Move from reactive to proactive maintenance techniques. Good maintenance and reliability is what differentiates ordinary industrial facilities from world-class facilities. “At the end of the day, if you are not confident that you can start up, operate and shut down your operations, you won’t be able to meet your customer’s demands,” says Ginder, adding: “If you don’t properly address the reliability issues at your facility, you will always be plagued by higher costs and unexpected delays and downtime.”
“Depending on the nature of each equipment component or system — and its criticality to the overall facility operation — the facility must develop a comprehensive plan and decide which maintenance strategy to apply to each component,” says Baptista. Different strategies include preventive maintenance, predictive maintenance, condition-based monitoring and maintenance, fixed-term replacement and refurbishment, and operate to failure.

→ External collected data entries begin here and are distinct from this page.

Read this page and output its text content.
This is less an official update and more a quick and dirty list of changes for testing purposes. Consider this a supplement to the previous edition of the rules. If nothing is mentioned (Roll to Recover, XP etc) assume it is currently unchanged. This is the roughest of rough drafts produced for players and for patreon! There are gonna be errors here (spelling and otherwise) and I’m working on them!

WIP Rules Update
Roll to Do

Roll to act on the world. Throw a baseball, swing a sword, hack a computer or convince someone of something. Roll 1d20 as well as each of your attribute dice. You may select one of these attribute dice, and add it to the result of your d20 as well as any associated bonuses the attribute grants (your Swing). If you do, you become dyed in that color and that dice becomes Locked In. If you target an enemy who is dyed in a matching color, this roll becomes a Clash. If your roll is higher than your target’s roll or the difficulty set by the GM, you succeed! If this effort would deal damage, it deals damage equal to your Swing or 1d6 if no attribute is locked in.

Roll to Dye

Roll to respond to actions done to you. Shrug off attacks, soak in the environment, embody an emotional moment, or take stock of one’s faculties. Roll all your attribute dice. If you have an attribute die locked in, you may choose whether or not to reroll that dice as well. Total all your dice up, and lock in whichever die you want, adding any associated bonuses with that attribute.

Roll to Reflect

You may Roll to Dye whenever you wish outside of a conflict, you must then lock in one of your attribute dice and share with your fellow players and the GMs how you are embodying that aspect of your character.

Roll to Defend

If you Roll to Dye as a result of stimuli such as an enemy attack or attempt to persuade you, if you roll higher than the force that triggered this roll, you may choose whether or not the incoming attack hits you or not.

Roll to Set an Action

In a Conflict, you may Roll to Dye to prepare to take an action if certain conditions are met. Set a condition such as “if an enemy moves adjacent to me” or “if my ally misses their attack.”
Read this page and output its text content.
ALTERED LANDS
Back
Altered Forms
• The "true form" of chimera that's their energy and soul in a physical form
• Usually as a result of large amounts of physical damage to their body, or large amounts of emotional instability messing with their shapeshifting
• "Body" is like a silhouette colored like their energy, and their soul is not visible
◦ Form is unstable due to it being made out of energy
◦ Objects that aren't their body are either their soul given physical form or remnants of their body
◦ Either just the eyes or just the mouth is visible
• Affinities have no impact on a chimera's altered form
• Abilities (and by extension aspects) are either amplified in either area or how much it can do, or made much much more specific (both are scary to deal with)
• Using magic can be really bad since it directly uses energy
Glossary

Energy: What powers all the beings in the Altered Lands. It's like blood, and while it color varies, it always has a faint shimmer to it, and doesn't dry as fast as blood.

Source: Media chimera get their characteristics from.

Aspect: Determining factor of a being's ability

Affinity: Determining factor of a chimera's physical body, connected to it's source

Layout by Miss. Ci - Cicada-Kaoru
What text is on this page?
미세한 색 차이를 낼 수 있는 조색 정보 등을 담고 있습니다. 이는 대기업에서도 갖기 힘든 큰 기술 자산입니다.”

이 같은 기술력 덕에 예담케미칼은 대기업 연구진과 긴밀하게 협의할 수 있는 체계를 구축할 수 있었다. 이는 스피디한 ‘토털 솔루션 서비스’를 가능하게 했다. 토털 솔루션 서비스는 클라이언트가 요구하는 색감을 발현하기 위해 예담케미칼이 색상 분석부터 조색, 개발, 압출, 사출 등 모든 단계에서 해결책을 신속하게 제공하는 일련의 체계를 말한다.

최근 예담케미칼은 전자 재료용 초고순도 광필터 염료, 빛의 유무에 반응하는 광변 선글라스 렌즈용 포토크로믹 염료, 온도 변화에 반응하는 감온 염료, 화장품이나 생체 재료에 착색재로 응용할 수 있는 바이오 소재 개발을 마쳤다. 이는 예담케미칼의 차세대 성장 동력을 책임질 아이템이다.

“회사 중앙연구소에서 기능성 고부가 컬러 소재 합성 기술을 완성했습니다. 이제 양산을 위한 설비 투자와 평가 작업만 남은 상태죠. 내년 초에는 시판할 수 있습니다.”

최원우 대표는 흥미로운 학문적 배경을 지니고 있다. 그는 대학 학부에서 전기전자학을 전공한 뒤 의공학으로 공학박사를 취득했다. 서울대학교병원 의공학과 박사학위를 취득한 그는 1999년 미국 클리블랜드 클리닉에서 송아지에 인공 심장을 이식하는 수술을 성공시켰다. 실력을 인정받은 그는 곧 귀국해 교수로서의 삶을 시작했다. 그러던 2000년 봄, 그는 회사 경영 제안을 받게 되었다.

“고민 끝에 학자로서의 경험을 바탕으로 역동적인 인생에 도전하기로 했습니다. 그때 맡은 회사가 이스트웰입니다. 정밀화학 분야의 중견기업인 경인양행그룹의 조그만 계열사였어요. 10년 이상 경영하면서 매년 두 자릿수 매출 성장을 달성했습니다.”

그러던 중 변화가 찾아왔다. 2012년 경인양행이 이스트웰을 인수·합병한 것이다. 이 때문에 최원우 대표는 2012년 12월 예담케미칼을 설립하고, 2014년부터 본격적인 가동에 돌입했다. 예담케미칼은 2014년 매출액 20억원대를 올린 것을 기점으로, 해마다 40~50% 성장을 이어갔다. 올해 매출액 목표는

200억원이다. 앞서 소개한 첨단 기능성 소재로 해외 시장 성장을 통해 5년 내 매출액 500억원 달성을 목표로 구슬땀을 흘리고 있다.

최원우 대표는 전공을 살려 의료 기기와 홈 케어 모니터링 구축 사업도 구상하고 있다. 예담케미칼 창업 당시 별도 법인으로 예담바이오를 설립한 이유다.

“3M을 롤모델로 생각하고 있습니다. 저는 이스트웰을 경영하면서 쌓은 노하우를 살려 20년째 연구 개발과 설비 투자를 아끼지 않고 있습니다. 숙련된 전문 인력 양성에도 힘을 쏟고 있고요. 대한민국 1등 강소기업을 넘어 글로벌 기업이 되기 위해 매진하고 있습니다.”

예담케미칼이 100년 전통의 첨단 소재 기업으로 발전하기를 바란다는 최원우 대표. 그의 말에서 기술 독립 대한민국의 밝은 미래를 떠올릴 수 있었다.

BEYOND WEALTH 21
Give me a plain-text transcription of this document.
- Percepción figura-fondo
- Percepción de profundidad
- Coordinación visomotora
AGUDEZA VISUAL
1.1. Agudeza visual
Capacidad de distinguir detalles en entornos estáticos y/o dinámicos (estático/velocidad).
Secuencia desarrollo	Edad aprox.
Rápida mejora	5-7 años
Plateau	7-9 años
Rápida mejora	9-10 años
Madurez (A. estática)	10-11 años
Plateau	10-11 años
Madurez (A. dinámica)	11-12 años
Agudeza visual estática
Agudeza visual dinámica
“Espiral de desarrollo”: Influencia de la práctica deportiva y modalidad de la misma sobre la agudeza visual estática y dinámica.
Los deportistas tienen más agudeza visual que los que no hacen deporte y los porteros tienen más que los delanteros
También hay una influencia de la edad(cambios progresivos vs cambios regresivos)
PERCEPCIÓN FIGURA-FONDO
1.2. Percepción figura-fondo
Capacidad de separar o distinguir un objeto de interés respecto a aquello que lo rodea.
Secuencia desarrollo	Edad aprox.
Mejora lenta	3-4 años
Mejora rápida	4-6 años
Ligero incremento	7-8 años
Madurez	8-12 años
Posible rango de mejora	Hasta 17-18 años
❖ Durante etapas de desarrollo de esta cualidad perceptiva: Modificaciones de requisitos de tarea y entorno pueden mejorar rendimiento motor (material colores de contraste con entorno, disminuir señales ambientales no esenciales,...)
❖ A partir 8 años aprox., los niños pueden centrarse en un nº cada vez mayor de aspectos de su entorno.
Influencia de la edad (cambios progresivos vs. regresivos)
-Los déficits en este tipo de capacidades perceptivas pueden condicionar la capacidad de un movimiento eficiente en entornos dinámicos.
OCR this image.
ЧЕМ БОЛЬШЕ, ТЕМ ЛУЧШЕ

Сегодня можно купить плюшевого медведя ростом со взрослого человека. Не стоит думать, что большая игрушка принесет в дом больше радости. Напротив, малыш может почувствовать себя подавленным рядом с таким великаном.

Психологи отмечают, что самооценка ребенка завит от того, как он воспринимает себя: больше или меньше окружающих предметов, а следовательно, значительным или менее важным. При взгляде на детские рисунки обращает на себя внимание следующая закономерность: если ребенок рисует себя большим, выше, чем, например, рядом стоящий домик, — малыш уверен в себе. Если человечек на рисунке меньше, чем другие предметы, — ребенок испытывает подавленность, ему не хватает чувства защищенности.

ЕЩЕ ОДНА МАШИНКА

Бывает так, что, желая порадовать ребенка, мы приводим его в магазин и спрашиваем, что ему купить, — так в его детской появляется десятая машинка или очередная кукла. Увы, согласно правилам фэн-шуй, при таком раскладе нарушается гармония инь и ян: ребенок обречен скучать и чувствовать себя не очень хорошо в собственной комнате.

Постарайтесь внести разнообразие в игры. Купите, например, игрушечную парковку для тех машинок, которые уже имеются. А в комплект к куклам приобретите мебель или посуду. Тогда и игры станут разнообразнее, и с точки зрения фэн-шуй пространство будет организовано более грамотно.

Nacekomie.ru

In general, the use of proactive maintenance techniques allows operators to identify when equipment performance is starting to decline so they can intervene early. The criticality analysis discussed earlier will help operators to plan the most logical approach for each component or system.
Get the most of your maintenance management systems. Computerized Maintenance Management Systems (CMMS and Enterprise Asset Management (EAM) Systems are widely used by operators of complex process industries operations and discrete manufacturing facilities to track and document equipment maintenance and reliability activities. Operators can then use this information to improve equipment performance. When used to their fullest capabilities, CMMS and EAM tools can help plant personnel to make best use of the operating, monitoring and failure data (for instance, enabling condition-based monitoring to support preventive maintenance), and to track and document successful practices so that they can be disseminated more broadly throughout the facility or implemented at other locations.
Reliability is not just about how equipment is maintained, it is also about how equipment is operated – so involvement in the process and understanding of the outcomes by process operators is essential in achieving world class reliability.
Strive for continuous improvement. In all capital-intensive process and discrete manufacturing plants, equipment performance will deteriorate over time. “It’s not that operators necessarily start out with poor processes or practices, but over time, with ups and downs in prevailing market conditions creating budget pressures, or changes in management philosophy or personnel turnover, equipment performance can deteriorate,” says Rosales. This underscores the importance of both a rigorous, systematic approach to reliability management, periodic review and ongoing training and certification to ensure continuous improvement. One useful rule of thumb is to allocate 4% of labor hours to continuing education, using a mix of classroom training and in-house coaching.
“Facilities must strive for continuous improvement,” says Baptista. “If you are still having failures, you must revise your maintenance strategies some more.”